In many respects, the songs were about more. Some might say rock music was to country what literature is to pulp fiction (very hard for a genre writer to figure out how to word this without offending someone). Don’t get me wrong – I like country music. But a lot of rock songs have layers of meaning to them. Well, or they’re best understood high or intoxicated because they really aren’t about anything.
But U2 is certainly not a band I’d accuse of being about nothing. I find myself wondering now why I never considered alternate meanings to Exit years ago. I liked U2’s music from before The Joshua Tree and there is no doubt songs like Sunday Bloody Sunday brought a political edge to their music back then. It was clear they had opinions about what was passing for routine in the religious conflict in Northern Ireland at the time, so why didn’t it occur to me that Exit could have been as much about that as anything else?
I mean, maybe not. Maybe I’m overreaching, but I think some of the most powerful music/literature/movies in our lives are ones that stand the test of time. Ones that resonate with us and have us thinking about them years later. They have those layers of meaning – perhaps in some cases because they pose questions and don’t try to offer all the answers.
I recently had a bit of a disagreement with an author about a book they wrote. They felt they’d failed to address the impact of suicide on the living. I completely disagreed and started citing examples from their book – a book I read more than a year ago, but the names, the scenes, were all still there.
That’s power in a book, because there are some I read last month that I can scarcely remember the protagonist’s name from.
There seems to be a lot of pressure on writers sometimes, to wrap everything up in a nice, neat bow, but I think the books that often stay with us are the ones that leave a few questions lingering in the mind.
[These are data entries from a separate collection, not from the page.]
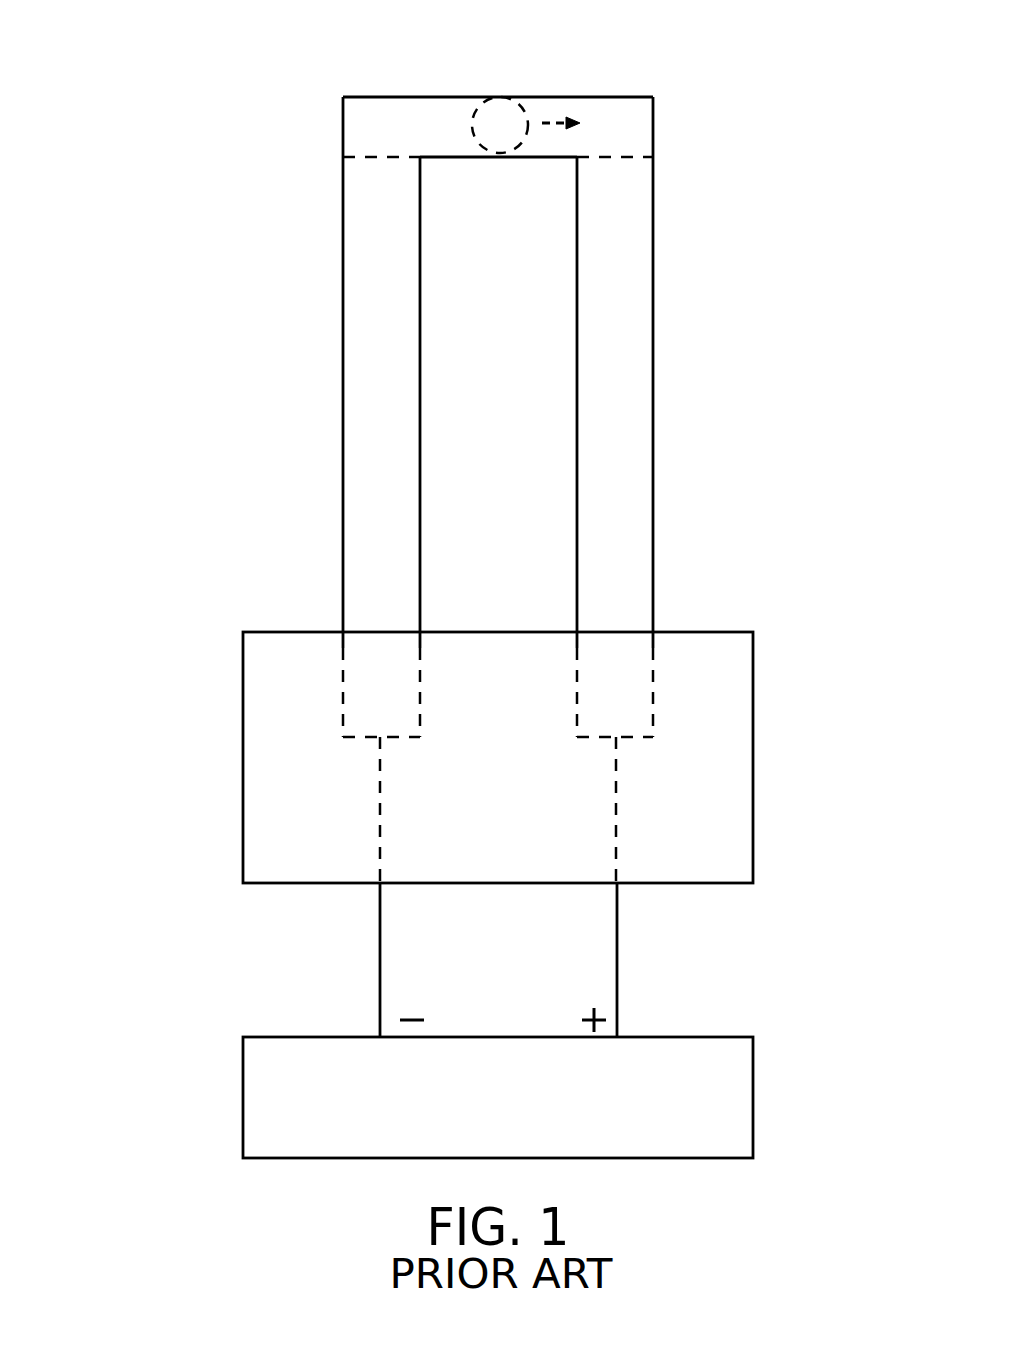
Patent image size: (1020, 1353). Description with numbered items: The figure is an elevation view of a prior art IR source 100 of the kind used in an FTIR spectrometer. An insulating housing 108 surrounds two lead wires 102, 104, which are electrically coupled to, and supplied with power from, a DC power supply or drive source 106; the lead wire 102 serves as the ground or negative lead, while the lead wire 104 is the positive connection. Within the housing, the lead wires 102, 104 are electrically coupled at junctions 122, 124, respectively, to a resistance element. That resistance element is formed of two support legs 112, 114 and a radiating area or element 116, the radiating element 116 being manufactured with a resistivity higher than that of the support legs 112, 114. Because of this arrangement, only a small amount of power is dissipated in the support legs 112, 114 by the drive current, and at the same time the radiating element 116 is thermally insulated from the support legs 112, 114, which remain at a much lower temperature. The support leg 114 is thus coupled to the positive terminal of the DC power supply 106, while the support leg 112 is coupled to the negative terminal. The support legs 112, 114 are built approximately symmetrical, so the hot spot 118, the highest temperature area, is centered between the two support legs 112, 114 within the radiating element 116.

The prior art IR source 100 is at (166, 130).
The lead wire 102 is at (380, 968).
The lead wire 104 is at (617, 968).
The DC power supply 106 is at (243, 1098).
The insulating housing 108 is at (243, 732).
The support leg 112 is at (343, 433).
The support leg 114 is at (653, 433).
The radiating element 116 is at (425, 106).
The hot spot 118 is at (523, 107).
The junction 122 is at (380, 740).
The junction 124 is at (616, 740).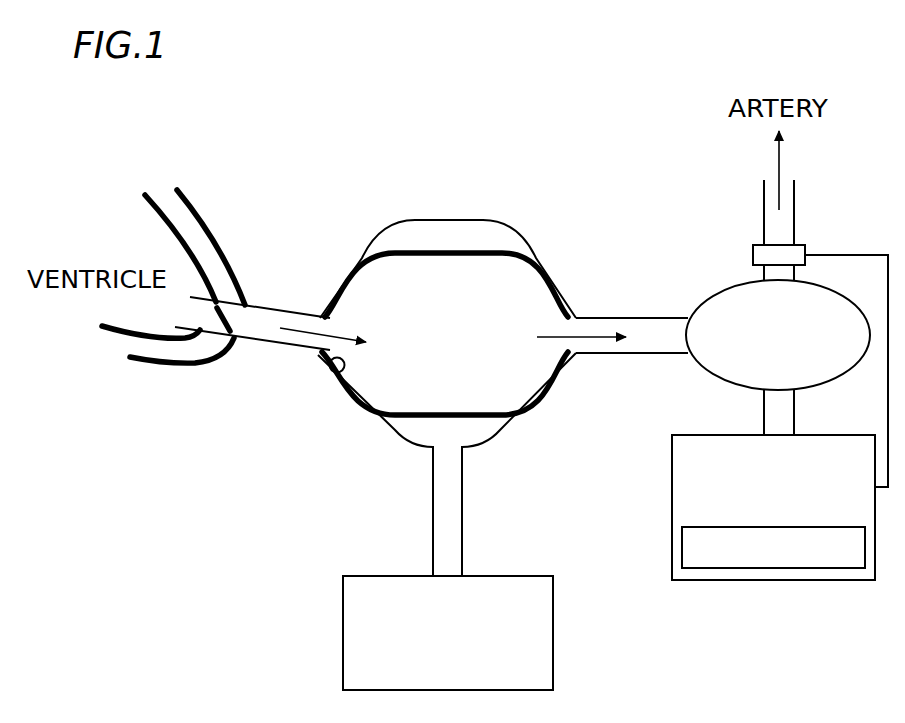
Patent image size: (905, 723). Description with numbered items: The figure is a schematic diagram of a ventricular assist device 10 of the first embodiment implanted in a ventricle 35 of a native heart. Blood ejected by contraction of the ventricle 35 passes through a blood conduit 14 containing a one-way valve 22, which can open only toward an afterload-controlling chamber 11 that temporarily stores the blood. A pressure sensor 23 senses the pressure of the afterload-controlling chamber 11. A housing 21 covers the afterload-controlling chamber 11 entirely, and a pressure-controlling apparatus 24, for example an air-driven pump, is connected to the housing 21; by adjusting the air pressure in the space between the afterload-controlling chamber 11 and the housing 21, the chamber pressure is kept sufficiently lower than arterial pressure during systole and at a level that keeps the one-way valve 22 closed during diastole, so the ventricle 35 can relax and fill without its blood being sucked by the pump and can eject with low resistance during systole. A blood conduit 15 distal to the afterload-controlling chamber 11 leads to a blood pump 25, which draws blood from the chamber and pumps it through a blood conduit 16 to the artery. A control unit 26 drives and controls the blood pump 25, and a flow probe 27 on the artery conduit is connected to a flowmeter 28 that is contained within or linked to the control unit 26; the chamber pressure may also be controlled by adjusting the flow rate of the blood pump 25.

The ventricular assist device 10 is at (447, 346).
The afterload-controlling chamber 11 is at (503, 252).
The blood conduit 14 is at (272, 342).
The blood conduit 15 is at (640, 317).
The blood conduit 16 is at (760, 192).
The housing 21 is at (388, 228).
The one-way valve 22 is at (232, 326).
The pressure sensor 23 is at (333, 373).
The pressure-controlling apparatus 24 is at (529, 576).
The blood pump 25 is at (703, 368).
The control unit 26 is at (672, 476).
The flow probe 27 is at (800, 246).
The flowmeter 28 is at (783, 569).
The ventricle 35 is at (193, 250).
A Question of Blood pissed me off to no end. Did the…uh, guilty, get off or did he get what was coming to him? Who knows? The reality is, at the end of one week of investigation, even with proof enough to proceed with charges, who would know? Court cases drag on for months. So, I was annoyed to know and yet know it was possible this person would get off for what they’d done, yet I wasn’t complaining because it was completely realistic.
I’d been debating whether or not to put an epilogue in Suspicious Circumstances. I’d actually written one. Kevin read it and came back to me and said, “Where were you going with that?” I said some people might be upset if I didn’t make X and Y clear (sorry, no spoilers folks). He argued he didn’t think it was necessary. Now, this would all make more sense if you’d read the book, but I think he makes a compelling case.
In thinking about books and songs and the deeper meanings within, I keep thinking about those magic pictures, where when you look at them a certain way you see another picture inside the picture. The moment when everything clicks into place and you can see it clearly. You don’t need someone to explain to you what’s in the picture anymore because you’ve found the trick yourself.
In many ways, we humans are strange creatures, because we try to assign meaning and structure to everything. Who hasn’t watched the clouds go by, labeling them a bunny or a duck or a platypus… something real, tangible, that we can define?
Sometimes, I think we’re very uncomfortable with what’s elusive precisely because we can’t put it in a nice, neat box and label it.
Not that I actually think my book is that way, at all. But it’s interesting to think about. I do love to mindfuck people in writing, occasionally (as anyone who’s read The Butcher knows) but that’s not my driving focus with SC.
But enough about that. I wonder if I’m the only one who has things that pop back into their head (ahem) 19 years later and starts wondering what they mean? What books have lingered with you, and why?